Friday, March 2, 2012

Reckless: The Inside Story of How the Banks Beat Washington (Again)
By Jesse Eisinger/ProPublica
One year ago, the largest financial institutions on Wall Street were desperate to show off their strength by paying out, or raising, dividends for the first time since the Great Recession. After conducting a secretive test of the banks' health, the Federal Reserve granted most of their requests in March 2011 -- over loud objections from economic luminaries in Washington and across the country.

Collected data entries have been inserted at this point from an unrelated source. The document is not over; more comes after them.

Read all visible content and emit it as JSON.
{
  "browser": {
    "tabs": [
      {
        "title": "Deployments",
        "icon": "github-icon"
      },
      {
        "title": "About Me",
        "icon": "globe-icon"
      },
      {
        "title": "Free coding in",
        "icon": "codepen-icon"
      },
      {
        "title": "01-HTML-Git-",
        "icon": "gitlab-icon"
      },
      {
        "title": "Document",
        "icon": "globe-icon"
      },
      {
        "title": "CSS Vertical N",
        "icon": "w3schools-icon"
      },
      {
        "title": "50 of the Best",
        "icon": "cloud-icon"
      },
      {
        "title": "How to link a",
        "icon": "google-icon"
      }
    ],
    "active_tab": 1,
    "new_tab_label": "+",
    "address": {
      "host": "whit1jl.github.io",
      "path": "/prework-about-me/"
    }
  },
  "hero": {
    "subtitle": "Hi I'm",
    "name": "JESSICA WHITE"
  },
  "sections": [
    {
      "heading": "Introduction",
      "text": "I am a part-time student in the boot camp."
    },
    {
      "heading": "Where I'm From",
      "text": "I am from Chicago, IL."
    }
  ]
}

Now, for the first time, we tell the story of why the Federal Reserve caved, and how Wall Street still owns the place.

Reuters
In early November 2010, as the Federal Reserve began to weigh whether the nation's biggest financial firms were healthy enough to return money to their shareholders, a top regulator bluntly warned: Don't let them.

"We remain concerned over their ability to withstand stress in an uncertain economic environment," wrote Sheila Bair, the head of the Federal Deposit Insurance Corp., in a previously unreported letter obtained by ProPublica.

The letter came as the Fed was launching a "stress test" to decide whether the biggest U.S. financial firms could pay out dividends and buy back their shares instead of putting aside that money as capital. It was one of the central bank's most critical oversight decisions in the wake of the financial crisis.